ウォールストリート・ジャーナルによれば現時点で、AEGライブはすでにマイケルさん側に推定2,000万ドル(約20億円)の前ギャラを払い終えており、それにプラスしてもう1,000万ドル(約10億円)ほどをツアーの準備にと注ぎ込んでいるらしい。
またAEGライブは当初マイケルさんのイギリスツアー後にワールドツアーを予定しており、その後はラスベガスに拠点をおいて、エルビス・プレスリーや、最近ではエルトン・ジョンやセリーヌ・ディオンのように有名ホテルお抱えのナイトライブ・ショーを始める……という企画まで立てていたのだ。
製作には、映画にしろコンサートにしろ、こういった不慮のアクシデントに備えて保険が掛けられている。一説には、アーティストが薬物依存で死亡した場合にその保険金は下りないとも言われており、AEGライブにとってもマイケルさんの死因は気になるところだろう。また、チケット代以外のツアーの準備用の1,000万ドルに対しての保険金の支払いも難しいのではないかともみられている。
いずれにせよ、チケットの払い戻しだけを考えても、約75万枚のコンサート・チケットをさまざまな国に住むファンに払い戻すのは頭痛のタネだろう。
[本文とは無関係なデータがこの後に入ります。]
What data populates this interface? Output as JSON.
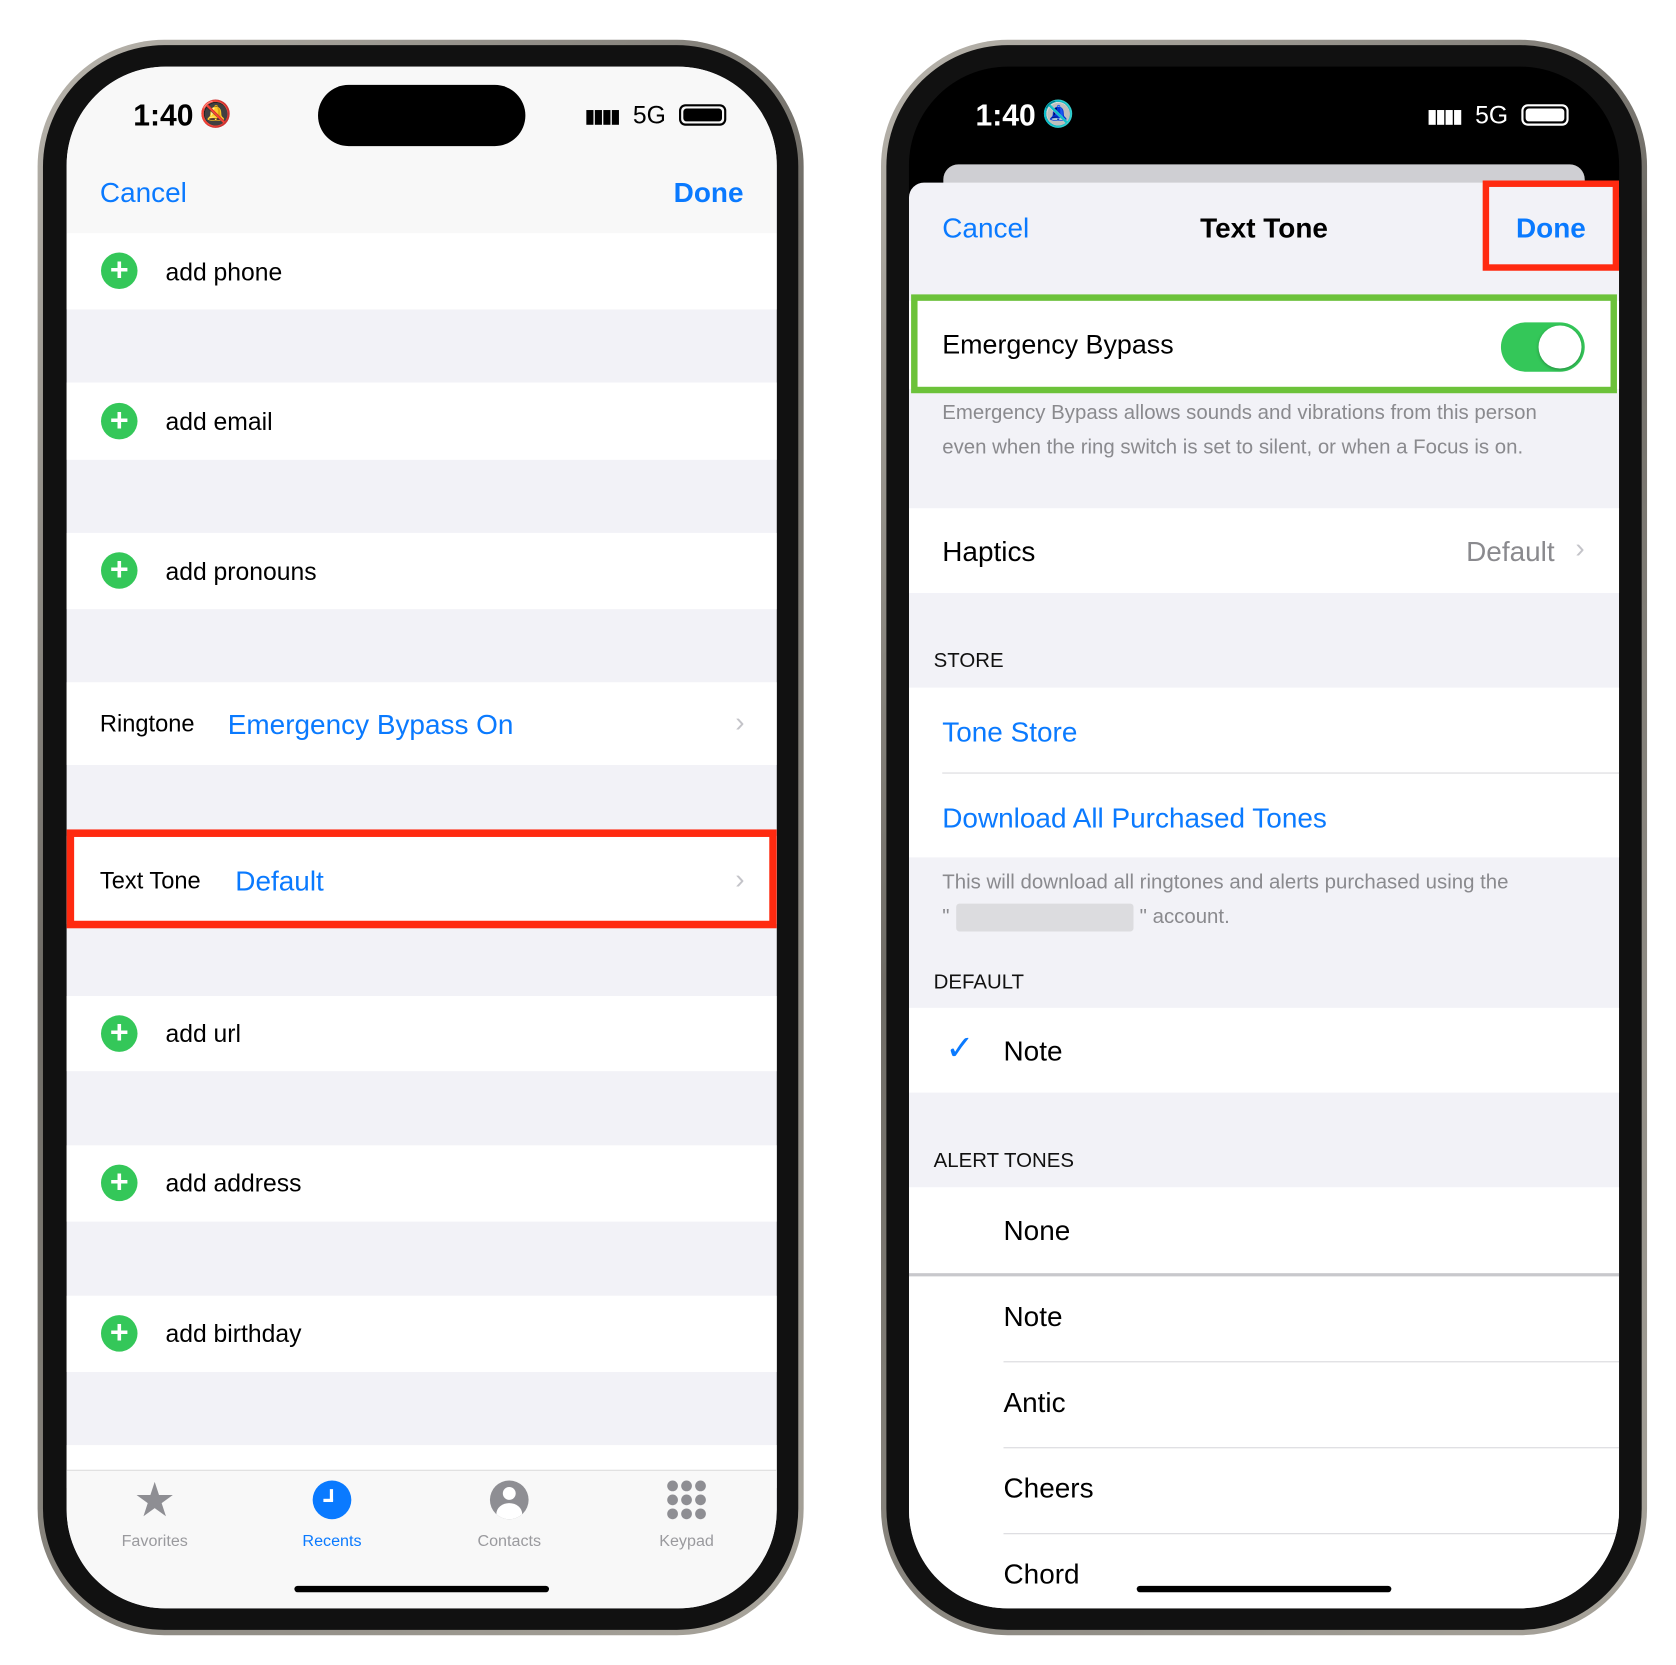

しかし、AEGライブにとって都合がよかったのはチケットはまだ未発送だったということだ。このまま払い戻しをせずに、メモリアルとしてチケットを希望者に発行するのではないかとの見方もある。
マイケルさんのツアー中止により打撃を受けるのは、プロモーターや保険会社だけではない。ツアーが予定されていたロンドンの02アリーナの周辺にあるホテル、パブ、土産物店、レストランなどマイケルさんの公演中に訪れるファンたちをあてにしていたビジネスは推定10億ドル前後(約1,000億円)の商業収入を失うことになるとイギリスの経済紙が伝えている。ただでさえ不況の真っただ中にいるロンドン経済にとってかなりの打撃である。ポップ界キングの突然の死は、ファンのみならず経済界にも影響を及ぼしているのである。